As corrected through Wednesday, December 9, 2015


[*1]
 The People of the State of New York, Respondent,
v
Carlo Rastaldo, Appellant.

Robert S. Dean, Center for Appellate Litigation, New York (Katharine Skolnick of counsel), for appellant.

Cyrus R. Vance, Jr., District Attorney, New York (Sheila O'Shea of counsel), for respondent.

Judgment, Supreme Court, New York County (Edward J. McLaughlin, J.), rendered September 20, 2012, convicting defendant, after a nonjury trial, of burglary in the second and third degrees and two counts of petit larceny, and sentencing him to an aggregate term of 31/2 years, unanimously modified, on the law, to the extent of vacating the third-degree burglary conviction and dismissing that count of the indictment, and otherwise affirmed.

The court properly denied defendant's motion to suppress statements made to the police prior to the administration of Miranda warnings. The record supports the court's finding that these statements were spontaneous, volunteered utterances that were not the product of police interrogation or its functional equivalent (see People v Ealey, 272 AD2d 269 [1st Dept 2000], lv denied 95 NY2d 865 [2000]). In any event, the record also establishes that defendant's post-Miranda statements were attenuated from the statements at issue.

The verdict was based on legally sufficient evidence and was not against the weight of the evidence.
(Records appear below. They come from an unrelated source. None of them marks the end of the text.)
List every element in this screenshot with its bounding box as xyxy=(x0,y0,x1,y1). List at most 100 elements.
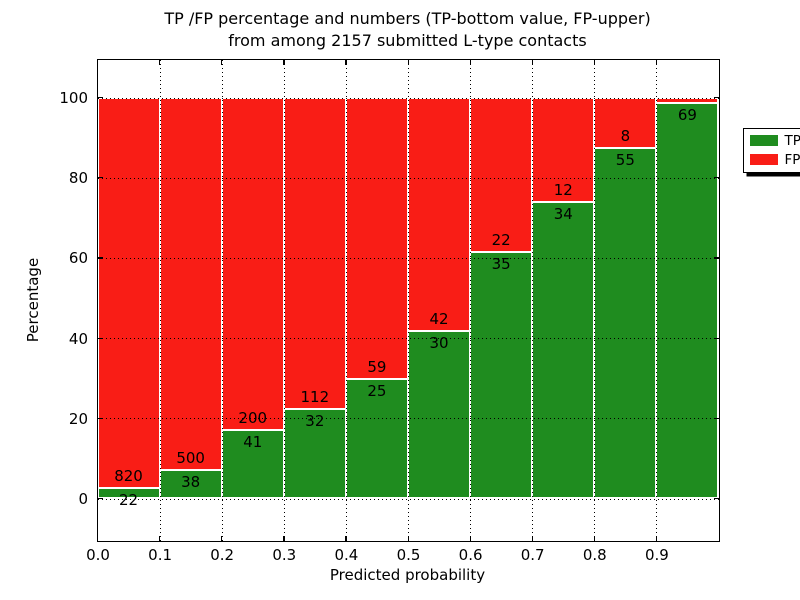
tp-count-label: 32 xyxy=(305,412,325,431)
x-tick-bottom xyxy=(655,535,658,541)
x-tick-label: 0.7 xyxy=(520,546,545,564)
y-tick-label: 100 xyxy=(59,89,88,107)
vertical-gridline xyxy=(594,59,596,541)
x-tick-top xyxy=(345,59,347,65)
x-tick-label: 0.9 xyxy=(644,546,669,564)
tp-bar-segment xyxy=(97,488,160,499)
fp-count-label: 59 xyxy=(367,358,387,377)
x-tick-label: 0.8 xyxy=(582,546,607,564)
y-tick-left xyxy=(97,177,103,179)
y-tick-label: 60 xyxy=(68,249,88,268)
vertical-gridline xyxy=(408,59,409,541)
fp-bar-segment xyxy=(408,97,471,332)
x-tick-bottom xyxy=(531,535,533,541)
chart-title: TP /FP percentage and numbers (TP-bottom… xyxy=(97,8,718,52)
tp-color-swatch xyxy=(749,135,778,146)
vertical-gridline xyxy=(221,59,223,541)
x-tick-top xyxy=(531,59,533,65)
x-tick-bottom xyxy=(469,535,471,541)
x-tick-bottom xyxy=(593,535,596,541)
y-tick-left xyxy=(97,417,103,420)
y-tick-label: 0 xyxy=(78,490,88,508)
x-tick-label: 0.1 xyxy=(148,546,173,564)
tp-count-label: 22 xyxy=(119,491,139,510)
x-tick-top xyxy=(159,59,161,65)
tp-bar-segment xyxy=(221,430,284,499)
tp-bar-segment xyxy=(470,252,533,499)
fp-bar-segment xyxy=(221,97,284,431)
fp-bar-segment xyxy=(283,97,346,410)
fp-bar-segment xyxy=(345,97,408,380)
vertical-gridline xyxy=(532,59,534,541)
x-tick-bottom xyxy=(221,535,223,541)
legend-label-fp: FP xyxy=(784,151,800,168)
tp-count-label: 41 xyxy=(243,433,263,452)
tp-count-label: 55 xyxy=(615,151,635,170)
fp-bar-segment xyxy=(532,97,595,203)
plot-area: 820 22 500 38 200 41 112 32 59 25 42 30 22 35 12 34 8 55 6… xyxy=(96,58,800,542)
y-tick-right xyxy=(713,177,719,179)
x-tick-bottom xyxy=(407,535,409,541)
legend-item-tp: TP xyxy=(749,132,800,149)
tp-count-label: 38 xyxy=(181,473,201,492)
tp-count-label: 69 xyxy=(677,106,697,125)
vertical-gridline xyxy=(470,59,472,541)
legend-label-tp: TP xyxy=(784,132,800,149)
tp-bar-segment xyxy=(656,103,719,499)
fp-bar-segment xyxy=(470,97,533,253)
x-tick-top xyxy=(655,59,658,65)
fp-bar-segment xyxy=(159,97,222,471)
y-tick-right xyxy=(713,498,719,500)
x-tick-label: 0.5 xyxy=(396,546,421,564)
tp-bar-segment xyxy=(532,202,595,499)
tp-count-label: 34 xyxy=(553,205,573,224)
x-tick-bottom xyxy=(159,535,161,541)
fp-count-label: 820 xyxy=(114,467,143,486)
fp-count-label: 22 xyxy=(491,231,511,250)
x-tick-label: 0.2 xyxy=(210,546,235,564)
fp-count-label: 12 xyxy=(553,181,573,200)
fp-bar-segment xyxy=(594,97,657,149)
y-tick-label: 20 xyxy=(68,409,88,428)
y-tick-label: 40 xyxy=(68,329,88,348)
x-tick-top xyxy=(407,59,409,65)
tp-count-label: 30 xyxy=(429,334,449,353)
y-axis-label: Percentage xyxy=(24,257,42,343)
tp-bar-segment xyxy=(345,379,408,499)
x-tick-label: 0.3 xyxy=(272,546,297,564)
tp-count-label: 35 xyxy=(491,255,511,274)
x-tick-label: 0.4 xyxy=(334,546,359,564)
chart-legend: TP FP xyxy=(742,127,800,173)
y-tick-left xyxy=(97,257,103,259)
fp-bar-segment xyxy=(97,97,160,489)
y-tick-right xyxy=(713,417,719,420)
fp-count-label: 8 xyxy=(620,127,631,146)
x-tick-bottom xyxy=(345,535,347,541)
fp-count-label: 200 xyxy=(238,409,268,428)
chart-title-line-2: from among 2157 submitted L-type contact… xyxy=(228,31,587,50)
x-tick-top xyxy=(221,59,223,65)
y-tick-right xyxy=(713,97,719,99)
tp-count-label: 25 xyxy=(367,382,387,401)
vertical-gridline xyxy=(656,59,658,541)
x-tick-top xyxy=(469,59,471,65)
fp-count-label: 112 xyxy=(300,388,330,407)
tp-bar-segment xyxy=(408,331,471,499)
vertical-gridline xyxy=(345,59,347,541)
legend-item-fp: FP xyxy=(749,151,800,168)
tp-bar-segment xyxy=(594,148,657,499)
y-tick-right xyxy=(713,257,719,259)
fp-count-label: 42 xyxy=(429,310,449,329)
y-tick-label: 80 xyxy=(68,169,88,188)
y-tick-right xyxy=(713,337,719,339)
x-tick-top xyxy=(283,59,285,65)
y-tick-left xyxy=(97,498,103,500)
fp-color-swatch xyxy=(749,154,778,165)
fp-count-label: 500 xyxy=(176,449,205,468)
x-tick-top xyxy=(593,59,596,65)
vertical-gridline xyxy=(159,59,161,541)
vertical-gridline xyxy=(283,59,285,541)
x-tick-bottom xyxy=(97,535,99,541)
y-tick-left xyxy=(97,337,103,339)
The evidence established the "dwelling" element of second-degree burglary (Penal Law § 140.25 [2]; see People v Joseph, 124 AD3d 437 [1st Dept 2015], lv granted 2015 NY Slip Op 70750[U] [2015]).

[*2] As the People concede, the third-degree burglary count should be dismissed as a lesser included offense of second-degree burglary conviction. Concur—Mazzarelli, J.P., Renwick, Andrias and Manzanet-Daniels, JJ.